Seit 1.7.2005 bieten die kommunalen Betreuungsbehörden (Stadt/Landkreis) aufgrund einer Gesetzesänderung (2. Betreuungsrechtsänderungsgesetzes) eine öffentliche Beglaubigung von Vorsorgevollmachten und Betreuungsverfügungen an (§ 6 Betreuungsbehördengesetz). Die Beglaubigung soll die Akzeptanz im Rechtsverkehr erhöhen und kostet 10 Euro Gebühr.

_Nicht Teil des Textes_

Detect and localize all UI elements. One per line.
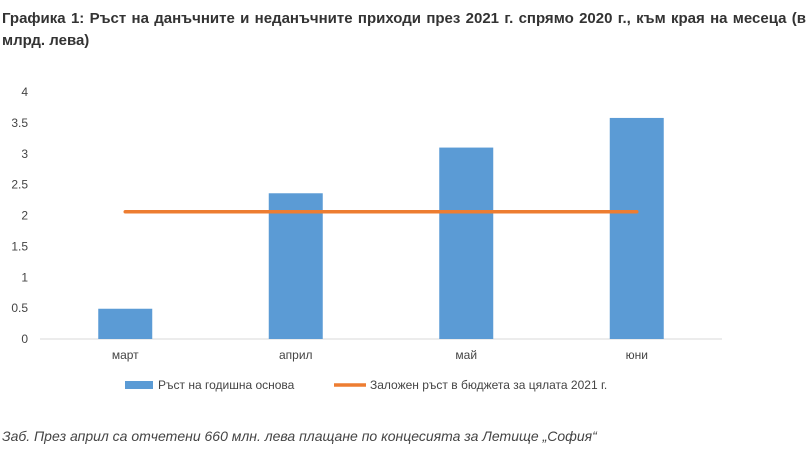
y-tick-label: 2 [21, 209, 28, 223]
x-tick-label: април [279, 348, 313, 362]
bar-line-chart: 0 0.5 1 1.5 2 2.5 3 3.5 4 март април май юни Ръст на … [11, 85, 722, 392]
bar-3 [439, 147, 494, 339]
bar-1 [98, 308, 153, 339]
y-tick-label: 1.5 [11, 239, 28, 253]
y-tick-label: 0 [21, 332, 28, 346]
x-tick-label: март [112, 348, 139, 362]
y-tick-label: 2.5 [11, 178, 28, 192]
y-tick-label: 0.5 [11, 301, 28, 315]
bar-4 [609, 117, 664, 339]
x-tick-label: май [455, 348, 477, 362]
y-tick-label: 4 [21, 85, 28, 99]
y-tick-label: 3.5 [11, 116, 28, 130]
x-tick-label: юни [626, 348, 648, 362]
legend-swatch-bars [125, 381, 153, 389]
y-tick-label: 3 [21, 147, 28, 161]
footnote: Заб. През април са отчетени 660 млн. лев… [2, 428, 597, 444]
legend-label-bars: Ръст на годишна основа [158, 378, 295, 392]
legend-label-line: Заложен ръст в бюджета за цялата 2021 г. [370, 378, 607, 392]
chart-area: 0 0.5 1 1.5 2 2.5 3 3.5 4 март април май юни Ръст на … [0, 70, 809, 410]
y-tick-label: 1 [21, 270, 28, 284]
bar-2 [268, 193, 323, 339]
chart-title: Графика 1: Ръст на данъчните и неданъчни… [2, 10, 806, 49]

Anerkannte Betreuungsvereine dürfen seit dem 1.7.2005 Personen beraten, die eine Vorsorge-vollmacht errichten wollen. Zuvor war die Beratung nur durch Notare möglich, was auch weiterhin geht, zwar teurer ist, aber in der Regel ist eine notariell beurkundete Vollmacht im Rechtsverkehr besonders sicher und anerkannt.

 

Betreuungsverfügungen (keine Vorsorgevollmachten) können in einigen Bundesländern (z.B. Hessen, Thüringen) bei den Vormundschaftsgerichten hinterlegt werden.